Tombstone Mountains Fall Colours Backpacking > Wilderness Area

 

Tombstone Territorial ParkTombstone Hiking Trip: Yukon Canada


The Tombstone Mountains are in fact a distinct range within the Southern Ogilvie Mountains.  They are famous for their stunning topography, jagged ridges and immense vertical faces of imposing rock, some more than 2000 feet high: hence the name “Tombstones”. Its geological history is quite interesting.  The Tombstones were not thrust up from the earth due to plate tectonics, as many mountains are, but rather the story of the Tombstones is a darker affair, having its beginning deep in the earth’s crust.  Here hot molten-lava surged into cracks in the earth’s crust and then slowly cooled, creating a fine-grained and quite hard rock known as syenite.  As time passed the softer sedimentary rock in which the Tombstones cooled, the “overburden” as it’s called, eroded away to slowly reveal the Tombstones, which due to their hardness were better able to resist erosion.

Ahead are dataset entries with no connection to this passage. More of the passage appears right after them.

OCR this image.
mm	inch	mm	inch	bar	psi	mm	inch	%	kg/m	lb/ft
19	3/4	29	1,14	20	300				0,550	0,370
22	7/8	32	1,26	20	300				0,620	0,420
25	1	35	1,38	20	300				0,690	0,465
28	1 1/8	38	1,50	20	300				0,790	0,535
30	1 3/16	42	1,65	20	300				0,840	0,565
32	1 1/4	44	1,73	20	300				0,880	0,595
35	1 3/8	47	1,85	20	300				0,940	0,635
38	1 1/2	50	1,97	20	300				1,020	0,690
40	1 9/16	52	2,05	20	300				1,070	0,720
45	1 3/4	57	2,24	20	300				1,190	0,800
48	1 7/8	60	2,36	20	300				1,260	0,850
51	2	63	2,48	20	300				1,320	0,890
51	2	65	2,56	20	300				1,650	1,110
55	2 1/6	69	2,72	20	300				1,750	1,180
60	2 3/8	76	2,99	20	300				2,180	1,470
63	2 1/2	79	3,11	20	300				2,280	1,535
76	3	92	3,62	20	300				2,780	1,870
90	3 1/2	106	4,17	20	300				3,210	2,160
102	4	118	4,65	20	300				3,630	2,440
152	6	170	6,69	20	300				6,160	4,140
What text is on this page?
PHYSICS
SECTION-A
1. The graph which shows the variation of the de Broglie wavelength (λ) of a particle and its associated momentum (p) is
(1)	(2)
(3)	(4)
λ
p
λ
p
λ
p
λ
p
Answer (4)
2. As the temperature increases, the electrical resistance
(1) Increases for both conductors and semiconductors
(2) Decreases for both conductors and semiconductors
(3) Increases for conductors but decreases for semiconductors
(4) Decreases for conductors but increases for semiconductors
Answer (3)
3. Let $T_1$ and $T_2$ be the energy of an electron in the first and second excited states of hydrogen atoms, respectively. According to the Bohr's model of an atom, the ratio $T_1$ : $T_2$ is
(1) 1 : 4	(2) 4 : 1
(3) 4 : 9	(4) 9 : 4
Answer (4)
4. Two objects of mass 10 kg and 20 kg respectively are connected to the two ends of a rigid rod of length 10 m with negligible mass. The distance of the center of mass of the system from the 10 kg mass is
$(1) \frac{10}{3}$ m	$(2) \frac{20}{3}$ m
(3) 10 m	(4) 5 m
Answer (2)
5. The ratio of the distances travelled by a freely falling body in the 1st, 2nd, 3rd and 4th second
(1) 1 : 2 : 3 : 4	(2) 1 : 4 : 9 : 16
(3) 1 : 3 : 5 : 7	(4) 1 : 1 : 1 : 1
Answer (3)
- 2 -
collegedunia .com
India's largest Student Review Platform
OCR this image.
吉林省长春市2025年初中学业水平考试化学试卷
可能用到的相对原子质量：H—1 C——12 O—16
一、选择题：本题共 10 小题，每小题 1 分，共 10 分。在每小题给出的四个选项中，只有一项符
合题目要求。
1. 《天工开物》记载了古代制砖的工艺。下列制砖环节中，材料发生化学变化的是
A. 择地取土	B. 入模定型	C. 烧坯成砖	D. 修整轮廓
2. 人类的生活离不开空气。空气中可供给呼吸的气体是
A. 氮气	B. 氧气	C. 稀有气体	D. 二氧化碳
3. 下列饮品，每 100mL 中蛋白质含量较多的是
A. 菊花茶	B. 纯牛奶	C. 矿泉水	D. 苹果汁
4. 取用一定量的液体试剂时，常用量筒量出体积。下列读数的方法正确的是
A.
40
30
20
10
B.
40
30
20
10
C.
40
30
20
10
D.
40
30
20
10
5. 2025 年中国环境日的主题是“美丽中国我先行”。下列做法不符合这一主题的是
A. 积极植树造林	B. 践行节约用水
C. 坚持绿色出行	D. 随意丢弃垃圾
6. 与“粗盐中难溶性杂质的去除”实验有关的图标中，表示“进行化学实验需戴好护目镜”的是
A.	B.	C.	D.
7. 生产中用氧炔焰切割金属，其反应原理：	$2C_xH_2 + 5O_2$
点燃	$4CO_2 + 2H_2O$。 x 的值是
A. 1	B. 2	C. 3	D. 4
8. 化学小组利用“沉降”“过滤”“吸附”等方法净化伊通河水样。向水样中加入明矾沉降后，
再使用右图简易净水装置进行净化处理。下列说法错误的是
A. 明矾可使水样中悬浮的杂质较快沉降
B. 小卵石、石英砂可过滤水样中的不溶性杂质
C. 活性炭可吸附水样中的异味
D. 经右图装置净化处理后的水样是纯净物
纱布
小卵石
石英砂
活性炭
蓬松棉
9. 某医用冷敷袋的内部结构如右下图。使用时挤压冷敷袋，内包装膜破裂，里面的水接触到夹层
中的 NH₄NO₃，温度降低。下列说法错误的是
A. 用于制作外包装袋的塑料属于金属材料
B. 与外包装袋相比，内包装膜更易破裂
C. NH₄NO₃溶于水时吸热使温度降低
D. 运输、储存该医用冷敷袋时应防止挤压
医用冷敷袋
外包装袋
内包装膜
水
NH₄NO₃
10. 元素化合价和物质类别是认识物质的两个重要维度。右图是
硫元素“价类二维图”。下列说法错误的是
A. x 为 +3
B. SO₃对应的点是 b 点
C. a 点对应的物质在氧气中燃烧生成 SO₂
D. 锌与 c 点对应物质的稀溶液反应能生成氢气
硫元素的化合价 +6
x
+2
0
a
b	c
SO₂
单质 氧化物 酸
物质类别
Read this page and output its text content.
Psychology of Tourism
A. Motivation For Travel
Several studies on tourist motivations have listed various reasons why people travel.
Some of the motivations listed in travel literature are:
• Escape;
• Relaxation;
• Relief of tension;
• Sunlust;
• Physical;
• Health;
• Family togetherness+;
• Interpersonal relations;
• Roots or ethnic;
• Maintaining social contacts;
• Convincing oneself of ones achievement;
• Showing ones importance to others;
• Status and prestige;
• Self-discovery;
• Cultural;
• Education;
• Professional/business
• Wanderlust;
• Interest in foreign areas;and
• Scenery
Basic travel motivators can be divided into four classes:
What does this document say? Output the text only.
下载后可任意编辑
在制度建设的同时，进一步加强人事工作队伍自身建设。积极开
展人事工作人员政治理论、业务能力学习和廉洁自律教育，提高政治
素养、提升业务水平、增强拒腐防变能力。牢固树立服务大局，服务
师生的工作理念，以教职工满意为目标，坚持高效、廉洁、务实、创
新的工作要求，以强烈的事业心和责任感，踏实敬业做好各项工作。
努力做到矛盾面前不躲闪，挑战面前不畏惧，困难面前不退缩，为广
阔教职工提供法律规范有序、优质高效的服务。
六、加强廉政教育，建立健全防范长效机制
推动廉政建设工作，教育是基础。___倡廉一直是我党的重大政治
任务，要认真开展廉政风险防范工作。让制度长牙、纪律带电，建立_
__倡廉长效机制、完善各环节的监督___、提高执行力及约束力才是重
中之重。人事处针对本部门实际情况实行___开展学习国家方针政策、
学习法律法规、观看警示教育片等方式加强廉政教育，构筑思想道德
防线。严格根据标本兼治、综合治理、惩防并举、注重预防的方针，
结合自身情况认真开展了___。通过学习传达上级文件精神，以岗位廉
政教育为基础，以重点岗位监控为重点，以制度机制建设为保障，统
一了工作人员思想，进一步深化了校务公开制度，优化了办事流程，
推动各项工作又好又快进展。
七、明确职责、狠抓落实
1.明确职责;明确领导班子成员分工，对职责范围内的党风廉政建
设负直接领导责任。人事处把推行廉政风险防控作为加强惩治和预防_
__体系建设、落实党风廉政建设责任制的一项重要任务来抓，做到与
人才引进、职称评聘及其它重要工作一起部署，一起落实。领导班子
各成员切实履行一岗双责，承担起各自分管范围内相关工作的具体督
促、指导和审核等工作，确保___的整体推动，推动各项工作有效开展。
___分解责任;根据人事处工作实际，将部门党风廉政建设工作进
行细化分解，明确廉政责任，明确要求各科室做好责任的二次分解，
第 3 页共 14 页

The Tombstone Mountains are situated right at the edge of Beringia, a zone of Alaska and the Yukon that remained ice-free during the periods of glaciation.  This ice-free zone was caused by the rain-shadow effect of the tall Costal Mountains of the pacific-northwest.  The Tombstones, however, did not escape the ice.  The immense sheets of ice scoured the land creating u-shaped valley bottoms and such distinct features as arêtes: thin razor-like ridges formed by the erosive force of parallel valley glaciers.

Dempster Highway


Modern-day access to the park was made possible by the construction of the Dempster Highway, which was begun in 1959 but not fully completed until 1979.  The highway is named after Inspector William Dempster of the Royal Northwest Mounted Police, who headed the search for the infamous Lost Patrol.  The Dempster Highway is Canada’s northernmost highway, stretching 671 km (417 miles) to the town of Inuvik, Northwest Territories.  It is an engineering triumph.  Designers had to pioneer new techniques for building on permafrost, such as laying down a gravel pad 1.5- -2.5m (4-8 feet ) in thickness to insulate the permafrost below from the heat of the short, but sometimes intense, summer.  Without this thick layer of insulating gravel the highway would literally sink into the ground.   The highway is famous for its stunning fall colours, unsurpassed wilderness, and amazing opportunities to view wildlife.